Abortion protestors in Mexico City.
Activists hold posters that read, "For our right to decide", during a demonstration in support of an 11-year-old Chilean girl, whose 32-year-old stepfather has been accused of raping her, in Mexico City July 25, 2013. Reuters/ Edgard Garrido

W Radio reports that the Mexican Supreme Court ordered on Wednesday the release of Adriana Manzanares Calletano, a member of the Me’paa indigenous group who served seven out of a 22-year prison sentence for homicide in a Guerrero jail after suffering a miscarriage. Manzanares, who was 20 and the mother of two children at the time of the sentence, had no medical assistance during the birth, and was later accused of having aborted the child. She was convicted after the prosecution used pulmonary docimasia – a discredited form of determining whether premature births were induced or happened spontaneously – as evidence against her.

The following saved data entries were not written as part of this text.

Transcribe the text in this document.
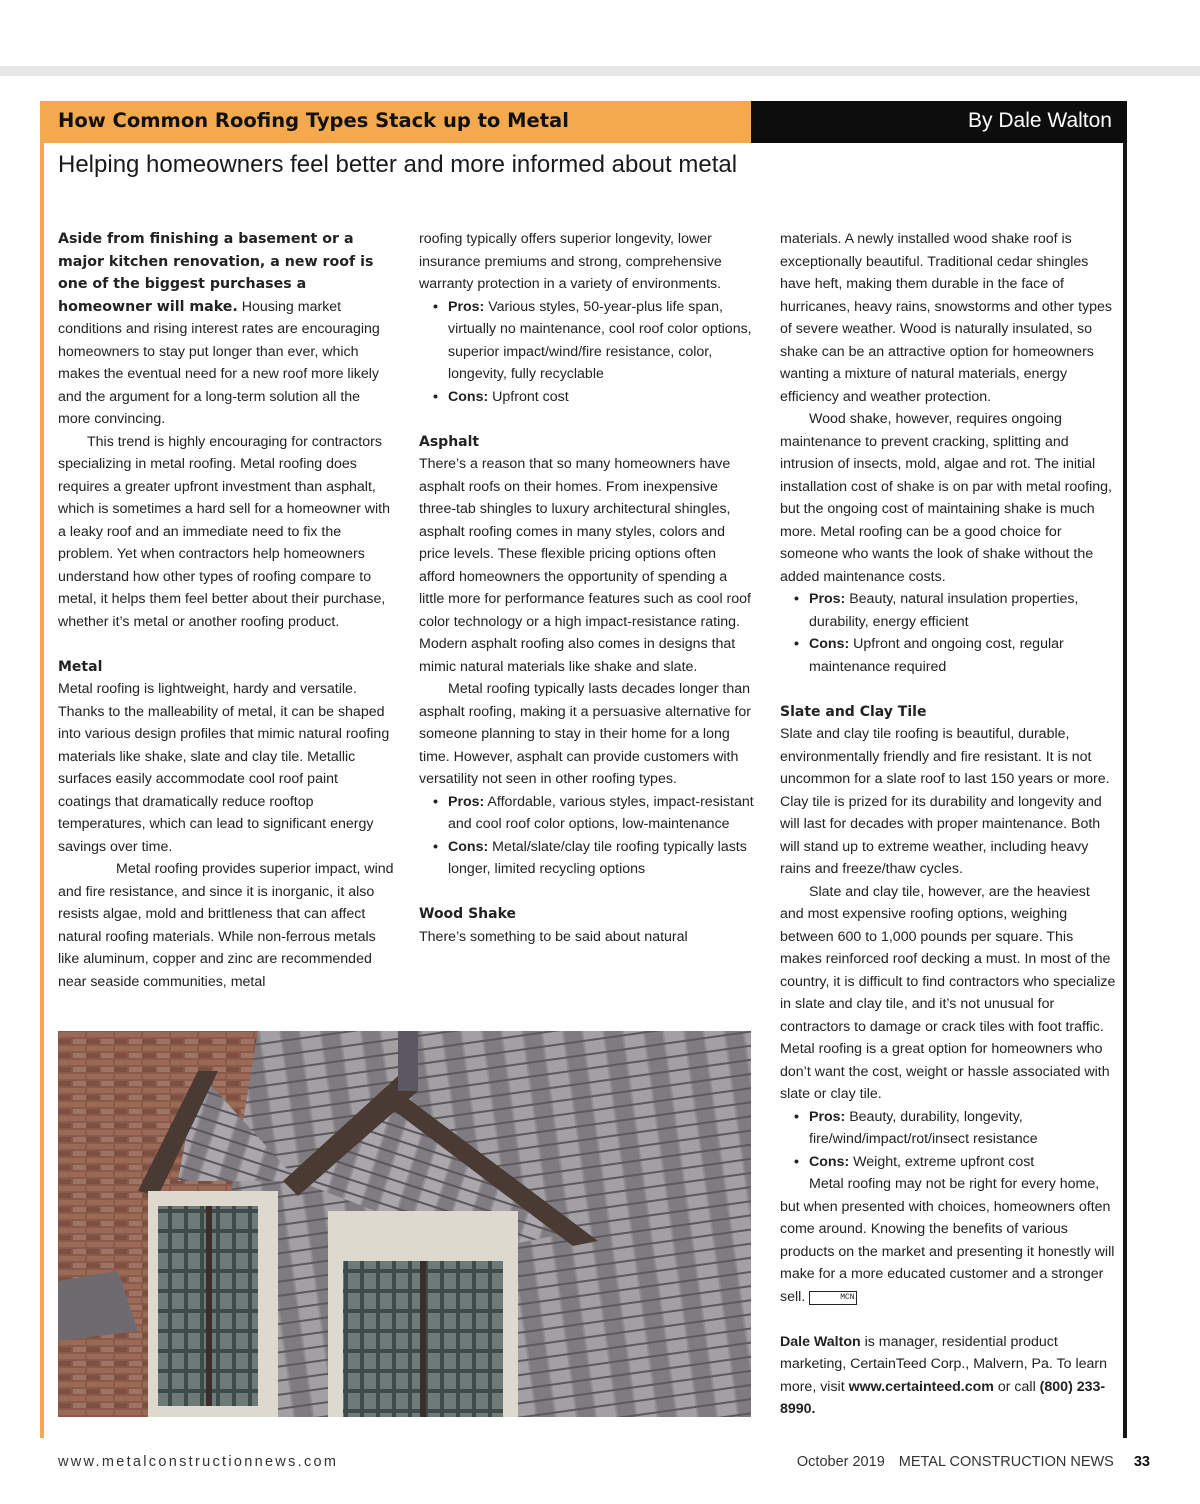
How Common Roofing Types Stack up to Metal	By Dale Walton
Helping homeowners feel better and more informed about metal

Aside from finishing a basement or a major kitchen renovation, a new roof is one of the biggest purchases a homeowner will make. Housing market conditions and rising interest rates are encouraging homeowners to stay put longer than ever, which makes the eventual need for a new roof more likely and the argument for a long-term solution all the more convincing.

This trend is highly encouraging for contractors specializing in metal roofing. Metal roofing does requires a greater upfront investment than asphalt, which is sometimes a hard sell for a homeowner with a leaky roof and an immediate need to fix the problem. Yet when contractors help homeowners understand how other types of roofing compare to metal, it helps them feel better about their purchase, whether it’s metal or another roofing product.

Metal

Metal roofing is lightweight, hardy and versatile. Thanks to the malleability of metal, it can be shaped into various design profiles that mimic natural roofing materials like shake, slate and clay tile. Metallic surfaces easily accommodate cool roof paint coatings that dramatically reduce rooftop temperatures, which can lead to significant energy savings over time.

Metal roofing provides superior impact, wind and fire resistance, and since it is inorganic, it also resists algae, mold and brittleness that can affect natural roofing materials. While non-ferrous metals like aluminum, copper and zinc are recommended near seaside communities, metal

roofing typically offers superior longevity, lower insurance premiums and strong, comprehensive warranty protection in a variety of environments.

• Pros: Various styles, 50-year-plus life span, virtually no maintenance, cool roof color options, superior impact/wind/fire resistance, color, longevity, fully recyclable
• Cons: Upfront cost

Asphalt

There’s a reason that so many homeowners have asphalt roofs on their homes. From inexpensive three-tab shingles to luxury architectural shingles, asphalt roofing comes in many styles, colors and price levels. These flexible pricing options often afford homeowners the opportunity of spending a little more for performance features such as cool roof color technology or a high impact-resistance rating. Modern asphalt roofing also comes in designs that mimic natural materials like shake and slate.

Metal roofing typically lasts decades longer than asphalt roofing, making it a persuasive alternative for someone planning to stay in their home for a long time. However, asphalt can provide customers with versatility not seen in other roofing types.

• Pros: Affordable, various styles, impact-resistant and cool roof color options, low-maintenance
• Cons: Metal/slate/clay tile roofing typically lasts longer, limited recycling options

Wood Shake

There’s something to be said about natural

materials. A newly installed wood shake roof is exceptionally beautiful. Traditional cedar shingles have heft, making them durable in the face of hurricanes, heavy rains, snowstorms and other types of severe weather. Wood is naturally insulated, so shake can be an attractive option for homeowners wanting a mixture of natural materials, energy efficiency and weather protection.

Wood shake, however, requires ongoing maintenance to prevent cracking, splitting and intrusion of insects, mold, algae and rot. The initial installation cost of shake is on par with metal roofing, but the ongoing cost of maintaining shake is much more. Metal roofing can be a good choice for someone who wants the look of shake without the added maintenance costs.

• Pros: Beauty, natural insulation properties, durability, energy efficient
• Cons: Upfront and ongoing cost, regular maintenance required

Slate and Clay Tile

Slate and clay tile roofing is beautiful, durable, environmentally friendly and fire resistant. It is not uncommon for a slate roof to last 150 years or more. Clay tile is prized for its durability and longevity and will last for decades with proper maintenance. Both will stand up to extreme weather, including heavy rains and freeze/thaw cycles.

Slate and clay tile, however, are the heaviest and most expensive roofing options, weighing between 600 to 1,000 pounds per square. This makes reinforced roof decking a must. In most of the country, it is difficult to find contractors who specialize in slate and clay tile, and it’s not unusual for contractors to damage or crack tiles with foot traffic. Metal roofing is a great option for homeowners who don’t want the cost, weight or hassle associated with slate or clay tile.

• Pros: Beauty, durability, longevity, fire/wind/impact/rot/insect resistance
• Cons: Weight, extreme upfront cost

Metal roofing may not be right for every home, but when presented with choices, homeowners often come around. Knowing the benefits of various products on the market and presenting it honestly will make for a more educated customer and a stronger sell.	MCN

Dale Walton is manager, residential product marketing, CertainTeed Corp., Malvern, Pa. To learn more, visit www.certainteed.com or call (800) 233-8990.

www.metalconstructionnews.com	October 2019 METAL CONSTRUCTION NEWS 33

The case will be reviewed by the court, which ordered her release after it determined that she had not had a fair trial. Manzanares’ release follows that of 9 other women in 2010 under similar conditions, whose cases were taken on by the Public Interest Clinic of the Center of Investigation and Economic Research (CIDE) and the Free People Center. Excelsior notes that Manzanares was beaten after her conviction at the hands of a community assembly in Ayutla de los Libres after the assembly determined her guilty of both adultery and homicide.

Abortion is illegal everywhere in Mexico except Mexico City, where it has been legal during the first three months of pregnancy since 2007. That puts the capital among the vanguard of Latin America on the issue; it’s only permitted in Cuba – where it has been legal since 1979 – and Uruguay – which legalized it in the first 12 weeks of pregnancy just this past May. It is outlawed under any circumstances in El Salvador, Nicaragua, Chile, Honduras and the Dominican Republic.